VSF: Simple, Efficient, and Effective Negative Guidance in Few-Step Image Generation Models By Value Sign Flip
Abstract
We introduce Value Sign Flip (VSF), a simple and efficient method for incorporating negative prompt guidance in few-step (1-8 steps) diffusion and flow-matching image generation models. Unlike existing approaches such as classifier-free guidance (CFG), NASA, and NAG, VSF dynamically suppresses undesired content by flipping the sign of attention values from negative prompts. Our method requires only a small computational overhead and integrates effectively with MMDiT-style architectures such as Stable Diffusion 3.5 Turbo and Flux Schnell, as well as cross-attention-based models like Wan.
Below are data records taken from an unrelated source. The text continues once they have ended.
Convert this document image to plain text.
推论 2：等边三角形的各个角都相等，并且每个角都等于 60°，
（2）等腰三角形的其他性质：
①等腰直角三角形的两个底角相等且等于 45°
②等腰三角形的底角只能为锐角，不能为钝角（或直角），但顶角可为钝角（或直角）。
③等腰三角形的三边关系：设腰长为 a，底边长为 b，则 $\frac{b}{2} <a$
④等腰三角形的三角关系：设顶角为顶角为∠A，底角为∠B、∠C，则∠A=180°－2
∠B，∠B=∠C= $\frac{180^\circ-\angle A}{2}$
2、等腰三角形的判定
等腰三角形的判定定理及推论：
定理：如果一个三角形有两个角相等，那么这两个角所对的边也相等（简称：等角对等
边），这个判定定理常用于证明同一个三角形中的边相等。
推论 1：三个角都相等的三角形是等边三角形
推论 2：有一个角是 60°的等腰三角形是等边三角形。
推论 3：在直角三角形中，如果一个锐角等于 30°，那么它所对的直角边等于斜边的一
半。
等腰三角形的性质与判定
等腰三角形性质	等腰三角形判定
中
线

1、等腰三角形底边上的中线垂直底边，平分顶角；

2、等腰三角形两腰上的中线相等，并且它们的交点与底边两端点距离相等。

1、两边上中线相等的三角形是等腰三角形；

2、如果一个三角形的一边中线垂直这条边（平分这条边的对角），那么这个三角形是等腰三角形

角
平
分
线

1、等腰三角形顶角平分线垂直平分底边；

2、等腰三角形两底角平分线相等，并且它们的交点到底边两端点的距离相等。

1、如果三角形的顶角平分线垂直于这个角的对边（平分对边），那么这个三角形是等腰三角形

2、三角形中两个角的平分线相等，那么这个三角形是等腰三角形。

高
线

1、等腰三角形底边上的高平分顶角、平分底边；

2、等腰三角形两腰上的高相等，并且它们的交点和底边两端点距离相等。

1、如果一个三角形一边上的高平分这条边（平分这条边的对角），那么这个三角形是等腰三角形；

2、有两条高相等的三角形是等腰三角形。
We validate VSF on challenging datasets with complex prompt pairs and demonstrate superior performance in both static image and video generation tasks. Experimental results on our proposed dataset NegGenBench show that VSF significantly improves negative prompt adherence (reaching 0.420 negative score for quality settings and 0.545 for strong settings) compared to prior methods in few-step models, which scored 0.320-0.380 negative score, and even CFG in non-few-step models (scored 0.300 negative score), while maintaining competitive image quality and positive prompt adherence. Our method is also a suppressed generate-then-edit pipeline, while also having a much faster runtime. Code, ComfyUI node, and dataset will be released. Videos generated are in the Supplementary Material.